Estudios revelaron que, desde el inicio de la IA, se incrementó el consumo de electricidad y de agua a nivel mundial
Según investigaciones, el entrenamiento de la inteligencia artificial consumió energía eléctrica equivalente al consumo de una familia tipo durante 23 años.
El 30 de noviembre de 2022, cuando OpenAI lanzó ChatGPT, según la Agencia Internacional de la Energía (IEA), este suceso marcó el inicio de un aumento en el consumo de recursos energéticos. Los centros de GPU consumieron entre el 1% y el 1,3% de la electricidad mundial en 2022.
Además, según datos de Google, propietaria del modelo de IA Gemini, la multinacional incrementó su consumo de energía un 16,2% en 2023.
Los especialistas aseguran que el consumo se disparó porque antes la mayoría de la población utilizaba el buscador de Google, que para trabajar necesita unos procesadores CPU, menos potentes que los GPU de los centros de la IA.
Esto significa que para que podamos obtener respuesta a una consulta a ChatGPT, las unidades de procesamiento de gráficos necesitan un consumo energético tres veces mayor que el de una búsqueda normal, según datos del Instituto de la Ingeniería de España (IIE). Por ejemplo, solo la energía consumida por el entrenamiento de un modelo como GPT-3 es comparable al consumo de un hogar español durante 23 años (78.437 kWh).
Por otra parte, los nuevos chatbots necesitan agua para funcionar, tanto para la producción de electricidad como para la refrigeración de los equipos. El ambiente de los centros de datos se pulveriza para que los equipos no se calienten.

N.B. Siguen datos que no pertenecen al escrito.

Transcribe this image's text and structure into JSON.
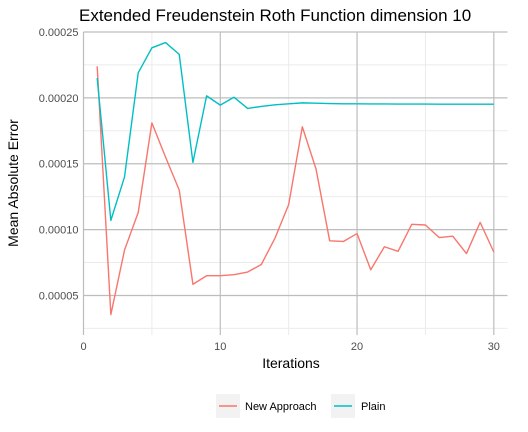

Las Naciones Unidas para el Medio Ambiente (UNEP en sus siglas en inglés), advierte que, en el ámbito global, la infraestructura relacionada con la IA podría consumir seis veces más agua que un país como Dinamarca hasta 2027.
No sólo se debe pensar que el que consumen, sino también, en los desechos que producen. Estos centros de datos producen piezas que a menudo contienen sustancias peligrosas, como el mercurio y el plomo. Para fabricar una máquina de 2 kilos requiere 800 kilos de materias primas.
Una investigación de la Universidad de Cambridge y del Instituto de Medio Ambiente Urbano de la Academia China de Ciencias, publicada en Nature Computational Science, indica que la generación de residuos procedentes de la tecnología pasará de las 2.600 toneladas de 2023 a 2,5 millones de toneladas en 2030: lo equivalente a tirar entre entre 2,100 y 13,300 millones de unidades de iPhone 15 Pro.